Das hat es früher nicht gegeben: 10.974.600 Fahrzeuge konnte der VW-Konzern im Geschäftsjahr 2019 ausliefern. Mehr neue Mobile haben die Wolfsburger innerhalb von zwölf Monaten noch nie an die Kundschaft gebracht.
Und das hätte es früher nicht gegeben: Die prestigeträchtige Elf-Millionen-Marke so knapp zu verpassen, es wäre zu Zeiten etwa von Vorstandschef Martin Winterkorn ein Unding gewesen. Und wenn man die fehlenden 25.400 Fahrzeuge – gerade mal der Output eines guten halben Arbeitstages im Konzern – schon der schlichten Schönheit des Zahlenwerks halber noch flugs auf die eigenen Landesgesellschaften und Handelspartner zugelassen hätte.

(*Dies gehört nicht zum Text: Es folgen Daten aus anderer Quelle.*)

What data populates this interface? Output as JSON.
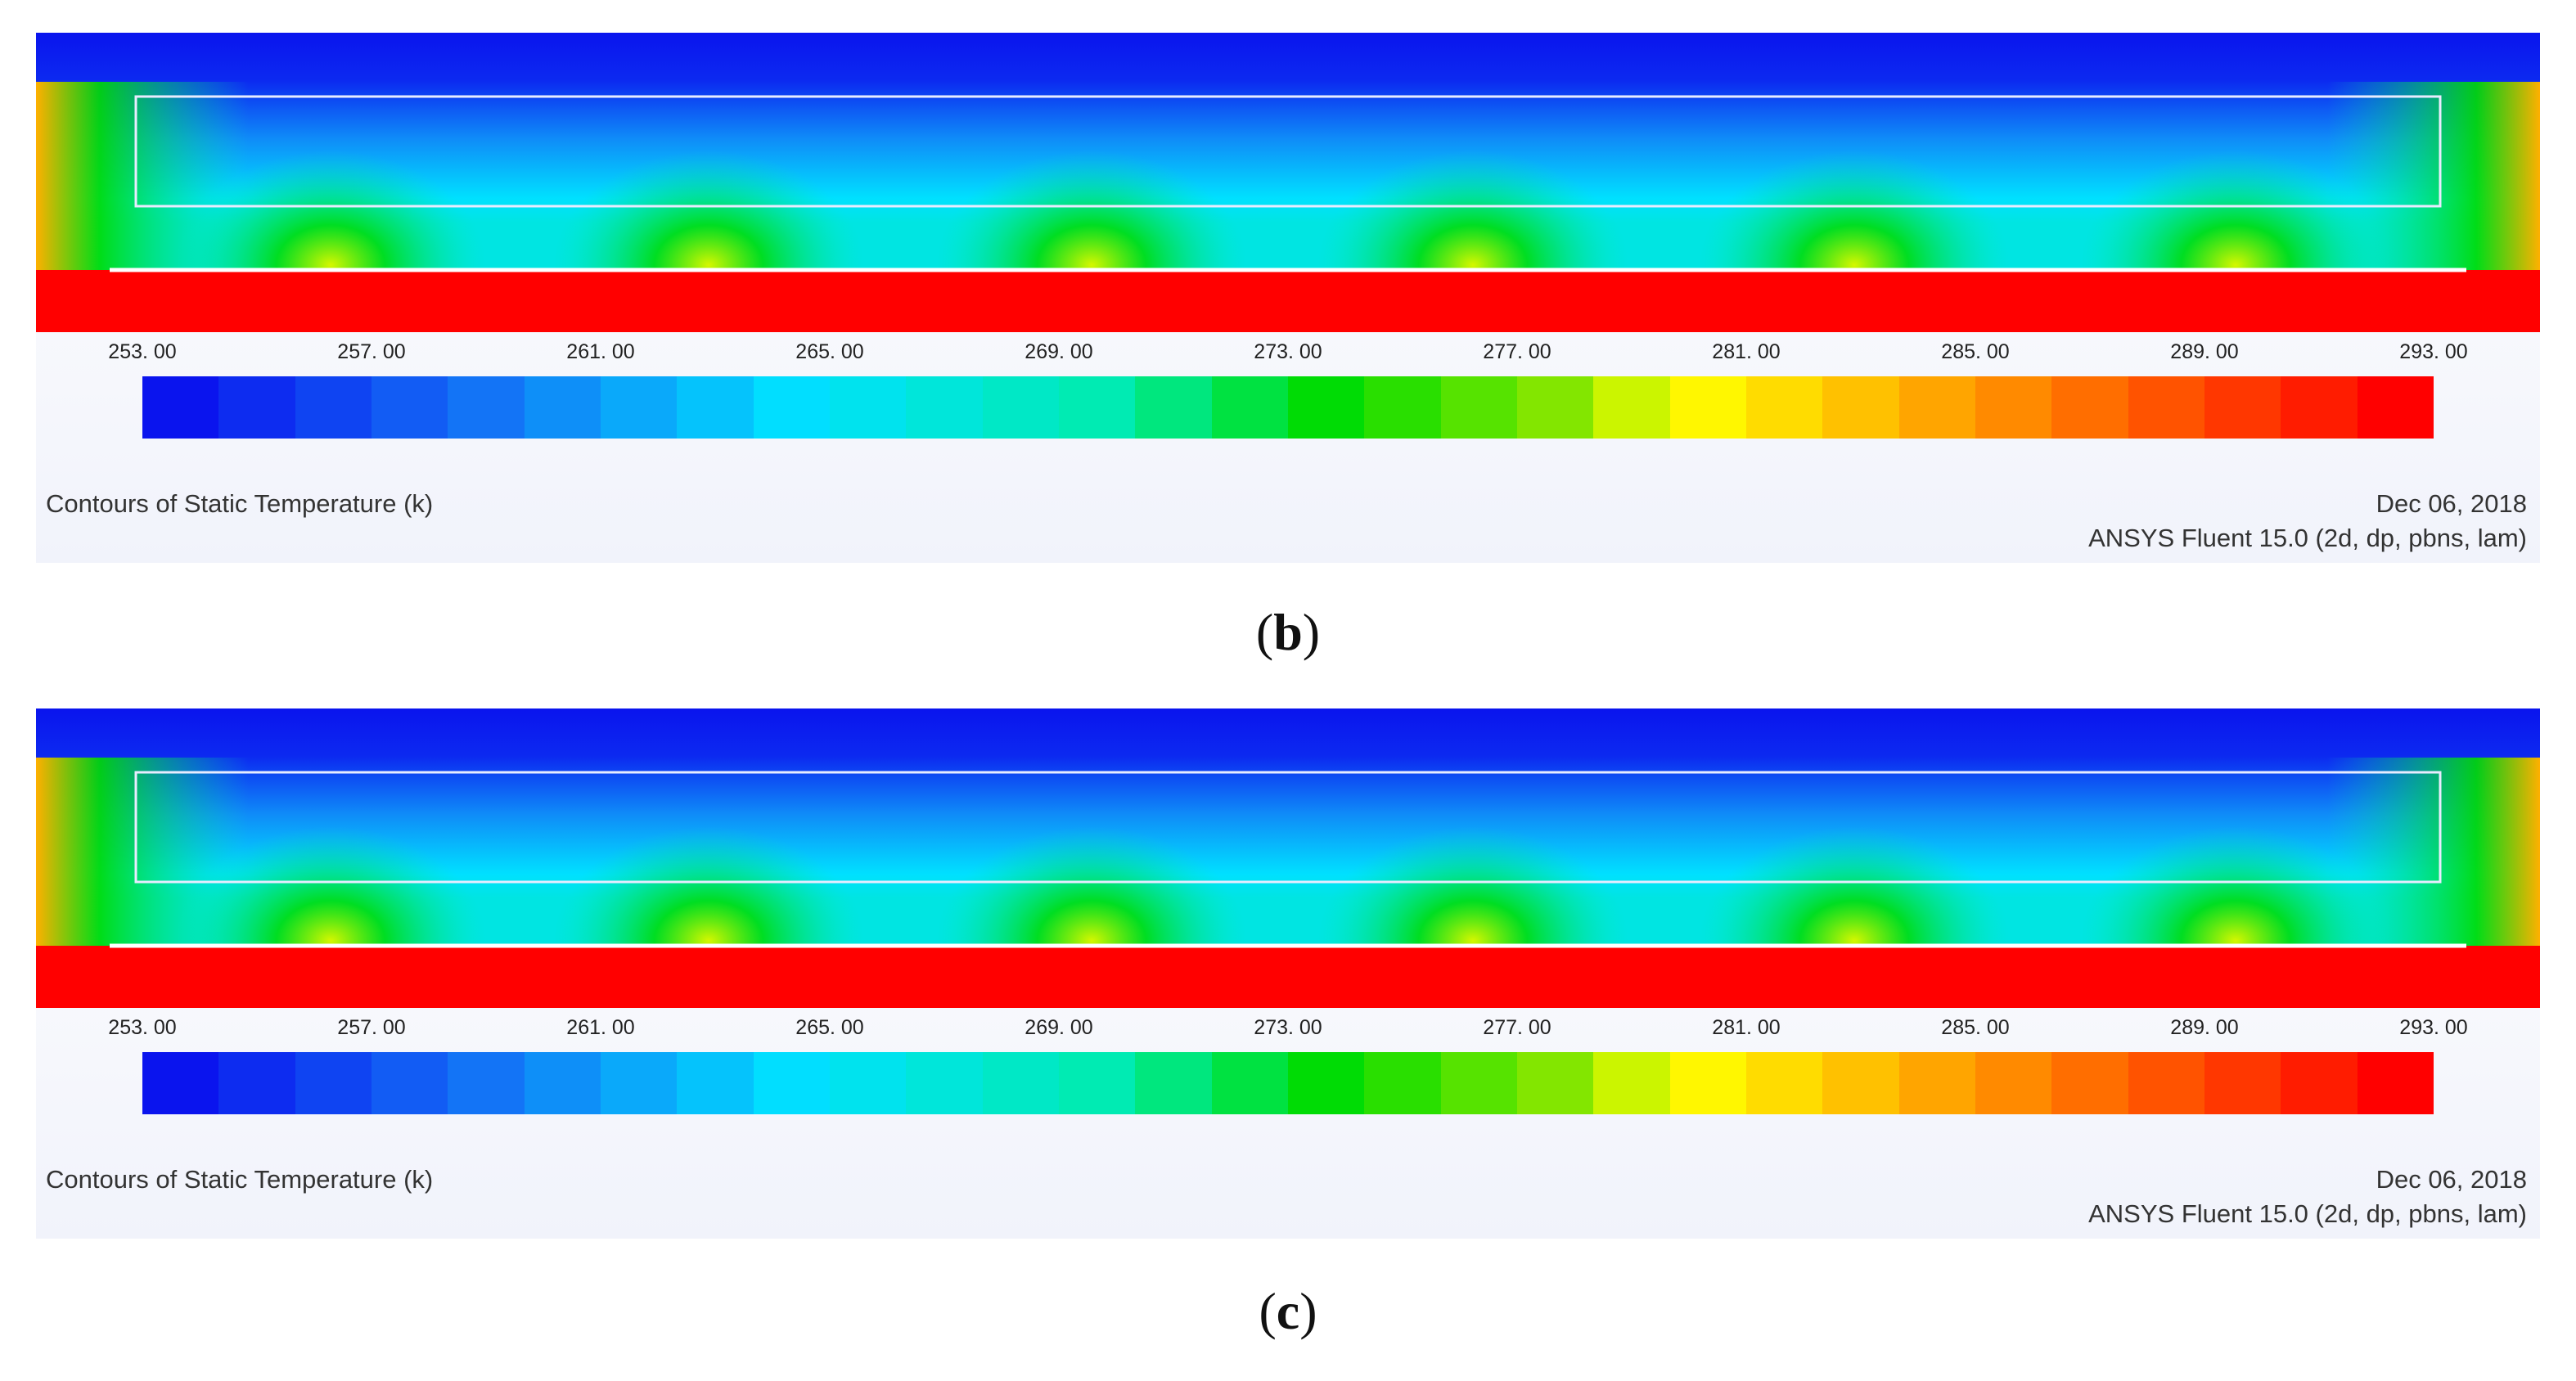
{
  "colors": {
    "cold": "#0a14ee",
    "mid": "#00e5ff",
    "warm": "#00dc00",
    "hot": "#ff0000"
  },
  "chart_data": [
    {
      "type": "heatmap",
      "panel_label": "b",
      "title": "Contours of Static Temperature (k)",
      "date": "Dec 06, 2018",
      "solver": "ANSYS Fluent 15.0 (2d, dp, pbns, lam)",
      "colorbar": {
        "min": 253,
        "max": 293,
        "levels": 30,
        "tick_labels": [
          "253. 00",
          "257. 00",
          "261. 00",
          "265. 00",
          "269. 00",
          "273. 00",
          "277. 00",
          "281. 00",
          "285. 00",
          "289. 00",
          "293. 00"
        ]
      }
    },
    {
      "type": "heatmap",
      "panel_label": "c",
      "title": "Contours of Static Temperature (k)",
      "date": "Dec 06, 2018",
      "solver": "ANSYS Fluent 15.0 (2d, dp, pbns, lam)",
      "colorbar": {
        "min": 253,
        "max": 293,
        "levels": 30,
        "tick_labels": [
          "253. 00",
          "257. 00",
          "261. 00",
          "265. 00",
          "269. 00",
          "273. 00",
          "277. 00",
          "281. 00",
          "285. 00",
          "289. 00",
          "293. 00"
        ]
      }
    }
  ]
}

Auch dies ist neu: In den Einzelmitteilungen der VW-Marken zu ihren Absatzzahlen im vergangenen Jahr finden sich kaum noch Jubelpassagen. Das Schlusskommuniqué des Konzerns liest sich ebenfalls vergleichsweise nüchtern, sachlich, bodennah. Das ist angenehm. Und es lässt tief blicken.
Konzernchef Herbert Diess will Rendite sehen. Er muss sogar. Die Kosten der Dieselkrise sind hoch. Die erforderlichen Investitionen in Zukunftsfelder wie Elektromobilität, Digitalisierung der Geschäfte, buchstäblich nachhaltiges Wirtschaften entlang der gesamten Wertschöpfungskette sind noch höher. Rekordzahlen helfen Diess da nicht, sofern sie nicht einhergehen mit erklecklichen Margen.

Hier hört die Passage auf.